There is ONE faculty position, and FIVE administrative/staff positions open. The admin/staff positions add up to over $200,000 of salary; the “faculty” position salary “depends on qualifications.” That cost must be borne by students in the form of increased fees and tuition. I would suggest you look at how many administrators have been hired (and especially look at how many new admin/staff positions have been created) and compare that to how many new faculty hires. I assure you that it will be eye-opening. The only logical conclusion you can reach is that they _must_ cut faculty because they won’t (can’t?) fire themselves.

The university of the future will not educate students so much as _administer_ their education. We are part of a dying breed. Yours was the last generation that could expect to be hired into tenure track jobs. Now we can only be hired into the alt-ac track. And students are worse off for it.

2 01 2014
Parker

It’s kind of hard to get a handle on the increase in administrative positions at Universities. The job adverts might be affected by staff turn over.

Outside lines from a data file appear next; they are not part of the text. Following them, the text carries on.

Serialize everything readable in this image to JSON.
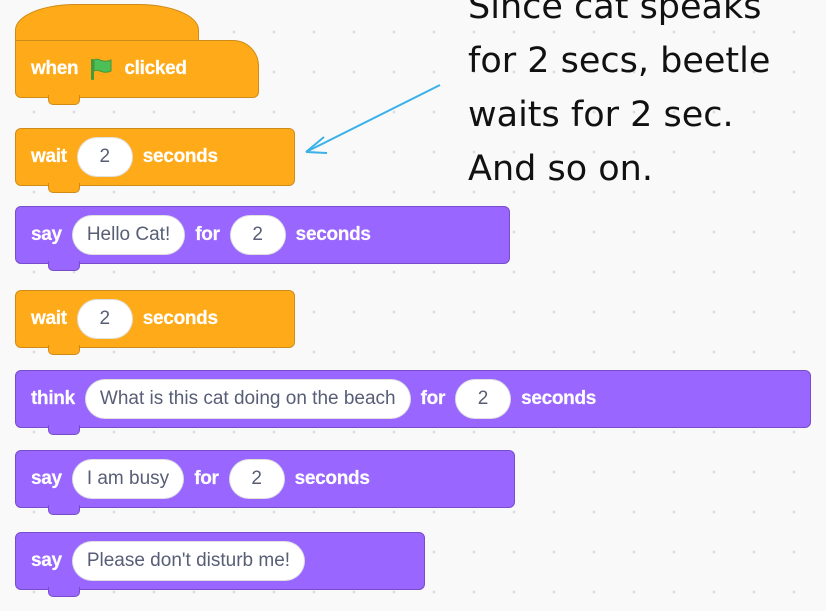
{
  "colors": {
    "control": "#ffab19",
    "looks": "#9966ff",
    "flag": "#4cbf56",
    "annotation_arrow": "#3bb1e8"
  },
  "blocks": {
    "hat": {
      "text1": "when",
      "icon": "green-flag-icon",
      "text2": "clicked"
    },
    "wait1": {
      "label": "wait",
      "value": "2",
      "unit": "seconds"
    },
    "say1": {
      "label": "say",
      "message": "Hello Cat!",
      "for": "for",
      "value": "2",
      "unit": "seconds"
    },
    "wait2": {
      "label": "wait",
      "value": "2",
      "unit": "seconds"
    },
    "think1": {
      "label": "think",
      "message": "What is this cat doing on the beach",
      "for": "for",
      "value": "2",
      "unit": "seconds"
    },
    "say2": {
      "label": "say",
      "message": "I am busy",
      "for": "for",
      "value": "2",
      "unit": "seconds"
    },
    "say3": {
      "label": "say",
      "message": "Please don't disturb me!"
    }
  },
  "annotation": {
    "lines": [
      "Since cat speaks",
      "for 2 secs, beetle",
      "waits for 2 sec.",
      "And so on."
    ]
  }
}
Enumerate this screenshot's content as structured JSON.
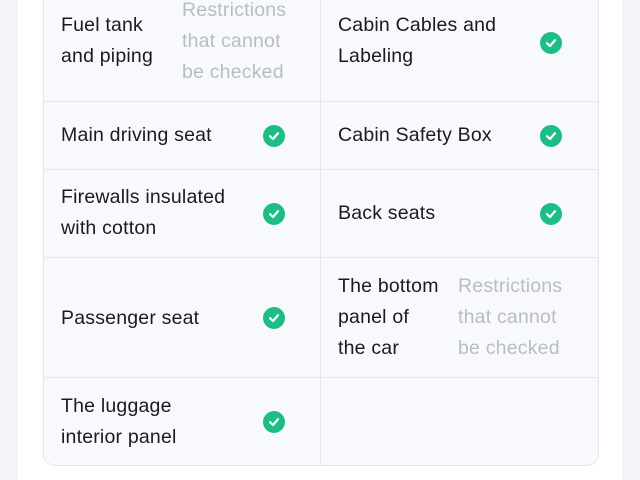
{
  "colors": {
    "check_green": "#1dbe86",
    "muted_text": "#b8bcc4",
    "border": "#e3e6ee"
  },
  "rows": [
    {
      "left": {
        "label_lines": [
          "Fuel tank",
          "and piping"
        ],
        "status": "Restrictions that cannot be checked",
        "status_lines": [
          "Restrictions",
          "that cannot",
          "be checked"
        ]
      },
      "right": {
        "label_lines": [
          "Cabin Cables and",
          "Labeling"
        ],
        "status": "check-icon"
      }
    },
    {
      "left": {
        "label_lines": [
          "Main driving seat"
        ],
        "status": "check-icon"
      },
      "right": {
        "label_lines": [
          "Cabin Safety Box"
        ],
        "status": "check-icon"
      }
    },
    {
      "left": {
        "label_lines": [
          "Firewalls insulated",
          "with cotton"
        ],
        "status": "check-icon"
      },
      "right": {
        "label_lines": [
          "Back seats"
        ],
        "status": "check-icon"
      }
    },
    {
      "left": {
        "label_lines": [
          "Passenger seat"
        ],
        "status": "check-icon"
      },
      "right": {
        "label_lines": [
          "The bottom",
          "panel of",
          "the car"
        ],
        "status": "Restrictions that cannot be checked",
        "status_lines": [
          "Restrictions",
          "that cannot",
          "be checked"
        ]
      }
    },
    {
      "left": {
        "label_lines": [
          "The luggage",
          "interior panel"
        ],
        "status": "check-icon"
      },
      "right": {
        "label_lines": [],
        "status": ""
      }
    }
  ]
}
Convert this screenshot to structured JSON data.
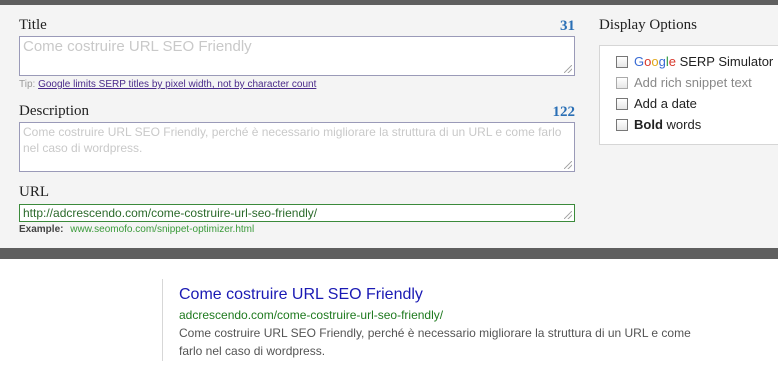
{
  "form": {
    "title": {
      "label": "Title",
      "counter": "31",
      "value": "Come costruire URL SEO Friendly",
      "tip_prefix": "Tip:",
      "tip_link": "Google limits SERP titles by pixel width, not by character count"
    },
    "description": {
      "label": "Description",
      "counter": "122",
      "value": "Come costruire URL SEO Friendly, perché è necessario migliorare la struttura di un URL e come farlo nel caso di wordpress."
    },
    "url": {
      "label": "URL",
      "value": "http://adcrescendo.com/come-costruire-url-seo-friendly/",
      "example_label": "Example:",
      "example_value": "www.seomofo.com/snippet-optimizer.html"
    }
  },
  "display_options": {
    "title": "Display Options",
    "items": [
      {
        "google_letters": [
          "G",
          "o",
          "o",
          "g",
          "l",
          "e"
        ],
        "label": "SERP Simulator",
        "enabled": true
      },
      {
        "label": "Add rich snippet text",
        "enabled": false
      },
      {
        "label": "Add a date",
        "enabled": true
      },
      {
        "bold": "Bold",
        "label": "words",
        "enabled": true
      }
    ]
  },
  "preview": {
    "title": "Come costruire URL SEO Friendly",
    "url": "adcrescendo.com/come-costruire-url-seo-friendly/",
    "description": "Come costruire URL SEO Friendly, perché è necessario migliorare la struttura di un URL e come farlo nel caso di wordpress."
  },
  "colors": {
    "bar": "#5f5f5f",
    "panel": "#f4f4f4",
    "counter": "#2a6fb5",
    "preview_title": "#1a1ab4",
    "preview_url": "#1f7a1f"
  }
}
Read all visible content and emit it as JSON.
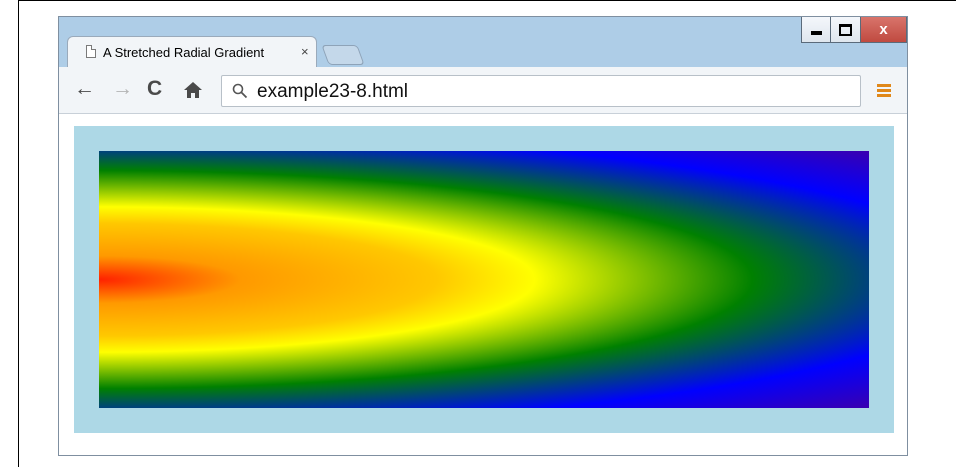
{
  "browser": {
    "tab": {
      "title": "A Stretched Radial Gradient",
      "close_glyph": "×",
      "favicon_icon": "page-icon"
    },
    "window_controls": {
      "minimize_icon": "minimize-icon",
      "maximize_icon": "maximize-icon",
      "close_glyph": "x"
    },
    "toolbar": {
      "back_glyph": "←",
      "forward_glyph": "→",
      "reload_glyph": "C",
      "home_icon": "home-icon",
      "menu_icon": "hamburger-menu-icon"
    },
    "omnibox": {
      "search_icon": "search-icon",
      "url": "example23-8.html"
    }
  },
  "page": {
    "container_color": "#add8e6",
    "gradient": {
      "type": "radial",
      "colors": [
        "#ff2200",
        "#ff9900",
        "#ffc800",
        "#ffff00",
        "#008000",
        "#0000ff",
        "#3a00b0"
      ]
    }
  },
  "colors": {
    "chrome_frame": "#aecde7",
    "close_button": "#c75047",
    "menu_accent": "#e0881a"
  }
}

In the UK we are currently in dispute with the universities over pay, but it isn’t just the academics (represented by the UCU) who are in dispute. Several other unions are involved that represent non-academic members of staff. Looking at the employment opportunities at my own uni shows several poorly paid admin posts. In my own department I have seen a big turnover in these positions. People will take the jobs but as soon as something better comes along they move along. Changing secretarial positions very 1 or 2 years isn’t good for students.

I’m with you on the university of the future administrating education rather than actually providing education. At least, that is what the admin people will want. Sadly they tend to have no clue about what education actually is. Even worse a significant proportion of academics have no idea about the bigger picture of education (beyond teaching their particular subject).